Du sagst: „es ist wenig, was verlangt wird, aller paar Wochen mal einen halben Tag (!), ist es nicht erbärmlich, wer da noch zögern kann? Ich will geizen mit einem geringen Teil nur meiner Zeit?“ Wenn Du es so siehst, wenn es Dir so vorkommt, wenn Du so unausweichlich Dich vor eine Pflicht gestellt siehst, dann wäre ich nicht Dein gutes Mannerli, wenn ich Dich daran hinderte, dieser Pflicht nachzukommen – dann würde ich Dich ja bloßstellen mit meiner Weigerung.

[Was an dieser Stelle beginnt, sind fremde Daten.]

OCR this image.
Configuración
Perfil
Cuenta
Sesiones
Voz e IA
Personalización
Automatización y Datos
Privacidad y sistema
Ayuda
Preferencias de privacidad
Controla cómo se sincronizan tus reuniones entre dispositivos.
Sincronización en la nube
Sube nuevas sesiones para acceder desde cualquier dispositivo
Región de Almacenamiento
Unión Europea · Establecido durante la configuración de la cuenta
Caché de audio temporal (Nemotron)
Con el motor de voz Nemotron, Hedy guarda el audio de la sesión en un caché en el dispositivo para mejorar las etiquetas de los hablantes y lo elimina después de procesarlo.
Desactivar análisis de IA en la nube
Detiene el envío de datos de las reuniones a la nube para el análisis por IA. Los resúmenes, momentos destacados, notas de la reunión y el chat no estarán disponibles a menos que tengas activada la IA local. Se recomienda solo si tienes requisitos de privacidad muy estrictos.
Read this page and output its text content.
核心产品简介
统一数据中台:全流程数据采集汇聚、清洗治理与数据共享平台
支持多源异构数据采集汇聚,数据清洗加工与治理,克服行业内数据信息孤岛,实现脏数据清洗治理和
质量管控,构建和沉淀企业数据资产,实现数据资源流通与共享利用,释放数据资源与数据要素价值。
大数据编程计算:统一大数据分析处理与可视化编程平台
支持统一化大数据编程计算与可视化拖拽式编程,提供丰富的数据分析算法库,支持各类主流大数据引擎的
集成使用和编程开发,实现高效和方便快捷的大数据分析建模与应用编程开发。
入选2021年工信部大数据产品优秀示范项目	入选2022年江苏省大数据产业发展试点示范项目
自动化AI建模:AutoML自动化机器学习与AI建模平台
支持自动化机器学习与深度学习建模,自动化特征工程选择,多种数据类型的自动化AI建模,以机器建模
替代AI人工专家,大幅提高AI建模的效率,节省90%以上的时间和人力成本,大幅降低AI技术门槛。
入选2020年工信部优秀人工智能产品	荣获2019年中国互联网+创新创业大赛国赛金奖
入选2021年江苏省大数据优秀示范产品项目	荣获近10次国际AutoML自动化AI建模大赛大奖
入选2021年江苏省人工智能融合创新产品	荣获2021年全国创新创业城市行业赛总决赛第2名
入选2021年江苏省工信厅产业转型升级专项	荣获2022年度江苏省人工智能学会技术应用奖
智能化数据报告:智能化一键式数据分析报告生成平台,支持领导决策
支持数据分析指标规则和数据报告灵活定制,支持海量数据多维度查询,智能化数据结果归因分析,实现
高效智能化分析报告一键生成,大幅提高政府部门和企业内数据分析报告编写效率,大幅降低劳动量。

Nur – ich sehe es ein wenig anders. Häuslichkeit, Kinderschar, Kantorei, Rotes Kreuz, Frauendienst, Frauenschaft. Du schriebst jetzt: „mit der Übernahme dieses Amtes fühle ich mein Gewissen entlastet.“ Es ist wohl so, daß Du Dich ein wenig in die Enge getrieben fühlst mit der Übernahme des Bereitschaftsdienstes. Herzelein! Ich möchte Dich ganz lieb ermahnen: übernimm Dich nicht! „Geizen mit einem geringen Teil nur meiner Zeit“, ich glaube, so viel Zeit gehört Dir selber gar nicht mehr. Du bist drauf und dran, die Freiheit, die Du noch hast und die Du brauchst, zu verspielen. Wie unglücklich wäre ich, wenn ich von meiner freien Zeit auch nur eine Stunde abtreten müßte! Herzelein! Bedenke, daß Du und ich ein besonderes Recht und besonderen Anspruch darauf haben x  diesen Anspruch wird uns die Öffentlichkeit oder gar der Staat nie zubilligen, den müssen wir selber vertreten [*] : An der Schwelle zum gemeinsamen Leben riß uns der Krieg auseinander.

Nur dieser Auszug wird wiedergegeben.